15歳くらい歳の離れた妹は、娘のようにかわいく、親戚の子どもくらい遠い存在だ。わたしは姉というほど彼女のことをわかっておらず、好みのものがわからない。ならばせめて、就職祝いに“いいもの”を贈りたいと思った。
いいものといえば、やちむん。
沖縄の職人さんによる手仕事は、きっとこれから妹が手掛けるであろう”いい仕事”の一助になるはずだと信じ、素敵な色合いのやちむんを贈った。
一言だけ手紙を添えようと、「がんばってね」と書こうか「無理は禁物」と書こうか迷い、結局どちらもやめた。どちらもわたしが口をはさむことではない気がしたのだ。がんばりたければがんばるだろうし、無理したければしたっていい、辛いなら辞めたっていい。自分の人生なのだから。
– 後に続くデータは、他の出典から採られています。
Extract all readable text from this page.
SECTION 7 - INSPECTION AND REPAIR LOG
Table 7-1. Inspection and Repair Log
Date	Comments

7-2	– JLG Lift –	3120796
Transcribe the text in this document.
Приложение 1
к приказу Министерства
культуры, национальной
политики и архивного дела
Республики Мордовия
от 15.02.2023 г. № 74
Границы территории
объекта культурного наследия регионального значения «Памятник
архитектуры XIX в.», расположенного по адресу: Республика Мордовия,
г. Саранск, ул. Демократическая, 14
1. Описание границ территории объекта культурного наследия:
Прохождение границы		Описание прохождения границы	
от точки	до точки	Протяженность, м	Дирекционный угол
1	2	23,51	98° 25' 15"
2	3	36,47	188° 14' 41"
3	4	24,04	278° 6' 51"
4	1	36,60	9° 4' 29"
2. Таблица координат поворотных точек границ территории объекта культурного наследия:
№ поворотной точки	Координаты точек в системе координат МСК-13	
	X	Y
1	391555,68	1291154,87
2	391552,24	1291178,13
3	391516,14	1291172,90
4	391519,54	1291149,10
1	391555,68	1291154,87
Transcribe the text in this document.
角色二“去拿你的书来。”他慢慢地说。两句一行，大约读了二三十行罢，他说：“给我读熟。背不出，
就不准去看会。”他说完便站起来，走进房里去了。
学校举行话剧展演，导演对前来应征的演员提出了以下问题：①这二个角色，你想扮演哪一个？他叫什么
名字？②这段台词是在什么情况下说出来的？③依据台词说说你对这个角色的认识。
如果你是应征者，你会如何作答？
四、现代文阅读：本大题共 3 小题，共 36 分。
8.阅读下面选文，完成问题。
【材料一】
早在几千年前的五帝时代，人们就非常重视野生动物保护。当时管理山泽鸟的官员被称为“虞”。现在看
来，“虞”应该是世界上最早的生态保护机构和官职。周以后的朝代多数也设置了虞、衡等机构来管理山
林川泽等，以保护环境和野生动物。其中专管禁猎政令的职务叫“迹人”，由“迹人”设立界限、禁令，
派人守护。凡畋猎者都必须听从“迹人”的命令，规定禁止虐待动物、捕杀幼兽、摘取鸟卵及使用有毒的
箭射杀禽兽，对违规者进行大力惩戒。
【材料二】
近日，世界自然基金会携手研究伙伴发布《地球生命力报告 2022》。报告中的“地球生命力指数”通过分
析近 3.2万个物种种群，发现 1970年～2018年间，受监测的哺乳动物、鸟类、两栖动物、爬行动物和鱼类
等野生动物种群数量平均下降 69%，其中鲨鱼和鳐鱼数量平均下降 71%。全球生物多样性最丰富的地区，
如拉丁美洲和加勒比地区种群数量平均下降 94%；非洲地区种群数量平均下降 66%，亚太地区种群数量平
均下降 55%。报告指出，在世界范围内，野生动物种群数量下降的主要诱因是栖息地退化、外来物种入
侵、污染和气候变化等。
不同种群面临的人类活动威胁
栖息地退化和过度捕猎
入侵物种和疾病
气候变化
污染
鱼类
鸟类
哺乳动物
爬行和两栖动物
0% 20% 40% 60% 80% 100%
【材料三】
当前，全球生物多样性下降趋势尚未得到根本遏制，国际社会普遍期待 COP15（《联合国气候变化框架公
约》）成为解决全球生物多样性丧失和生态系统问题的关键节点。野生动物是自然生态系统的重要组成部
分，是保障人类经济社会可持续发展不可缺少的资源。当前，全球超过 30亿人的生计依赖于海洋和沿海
いろいろ迷って「これから起こる楽しいことも悲しいことも、すべて最後は(妹)ちゃんの幸せに繋がりますように」と書いた。どんな出来事も報われてほしいと願うのは、なんだかとても身内っぽい気がした。
自分用に買ったシークヮーサーの置物が、光を含んできらきらとひかっている。
ふと、フレッシュできらきらしているこの置物こそ、妹に贈るべきだったかもしれないと思い、すぐにそんなことはないと思いなおす。妹はこんなものを貰わなくても、フレッシュできらきらしているのだ。
わたしこそが妹とこの置物のきらきらを見つめて、意気込むべきなのである。